Hiring remote workers can trigger legal obligations and create potential risks even in states where employers do not have a physical presence. For example, an employer advertising a remote work position that can be performed in any state may need to ensure the job posting complies with all applicable pay transparency laws throughout the country, including salary range or benefits information. It’s unlikely that employers can avoid their pay transparency obligations by stating that residents of specific states are not eligible to apply, as states like Colorado do not permit this.

To avoid these potential issues, some employers restrict remote work entirely or require candidates to be located in states or localities that do not have pay transparency laws. Some employers provide broad wage information, such as minimum and maximum salaries for open positions, or adjust their compensation structures to include variable compensation elements, such as equity grants and discretionary bonuses. Additionally, organizations may include qualifying language in their postings that clarifies that the salary for a specific position varies depending on a candidate’s experience and geographic location.

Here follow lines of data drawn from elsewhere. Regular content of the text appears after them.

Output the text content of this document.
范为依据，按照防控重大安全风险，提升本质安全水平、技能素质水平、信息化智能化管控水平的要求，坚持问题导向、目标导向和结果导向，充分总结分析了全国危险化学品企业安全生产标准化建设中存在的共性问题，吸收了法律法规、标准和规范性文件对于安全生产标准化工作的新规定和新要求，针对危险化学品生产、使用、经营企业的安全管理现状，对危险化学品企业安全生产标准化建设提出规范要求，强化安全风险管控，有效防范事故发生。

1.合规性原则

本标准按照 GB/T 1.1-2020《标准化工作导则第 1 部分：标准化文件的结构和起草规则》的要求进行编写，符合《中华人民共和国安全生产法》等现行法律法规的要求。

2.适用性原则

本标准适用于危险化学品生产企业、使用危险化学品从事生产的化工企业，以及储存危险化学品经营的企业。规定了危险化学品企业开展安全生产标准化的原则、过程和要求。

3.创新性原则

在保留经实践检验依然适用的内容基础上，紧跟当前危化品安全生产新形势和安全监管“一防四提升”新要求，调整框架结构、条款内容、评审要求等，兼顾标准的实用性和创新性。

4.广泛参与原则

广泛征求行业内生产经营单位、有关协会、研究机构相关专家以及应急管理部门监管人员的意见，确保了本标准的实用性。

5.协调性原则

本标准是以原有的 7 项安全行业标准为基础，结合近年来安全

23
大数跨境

Attraction and Retention Considerations

Employees overwhelmingly support pay transparency. According to recent data from global employment website Monster, 98% of employees said employers should disclose pay ranges in job postings, with more than half saying they’d refuse to apply for jobs that do not disclose pay ranges, even in states where pay transparency isn’t legally required.

Since pay transparency is valued by applicants and employees, employers can benefit from providing pay-related information even when not required to do so. Employees value pay transparency because it holds employers accountable for providing similar wages for similar roles; therefore, employers can build trust with employees and applicants by disclosing wage and salary information. Employers who provide pay transparency information tend to receive more applicants and save time and money in recruitment efforts by ensuring candidates don’t reject job offers due to insufficient pay.

Some employers may respond to the recent pay transparency trend by excluding remote workers or workers who reside in states with pay transparency laws. However, this is likely not a sustainable strategy for many employers, as it can limit their recruiting pool. In contrast, to address potential issues of recruiting remote workers or employees from states with pay transparency obligations, some employers are ensuring their job postings comply with the strictest pay transparency requirements. This can include revamping hiring and recruitment practices to comply with pay transparency requirements, standardizing job postings to include salary ranges and benefits information, or tailoring job postings for states and localities with pay transparency laws.

Despite the growing number of states embracing pay transparency laws, many employers may feel excessive transparency is unrealistic or can create more significant workplace challenges. Even if employers are currently unaffected by pay transparency mandates, they must begin developing strategies to address this issue since pay transparency likely already impacts them directly or indirectly.


It’s vital that employers understand pay transparency laws, as it’s likely that more states and localities will adopt these regulations in the near future. Complying with pay transparency laws can be overwhelming; however, by understanding pay transparency laws and regularly reviewing job postings, employers can protect themselves and help ensure compliance with applicable laws. Employers should consider conferring with local legal counsel if they have questions or concerns regarding pay transparency requirements.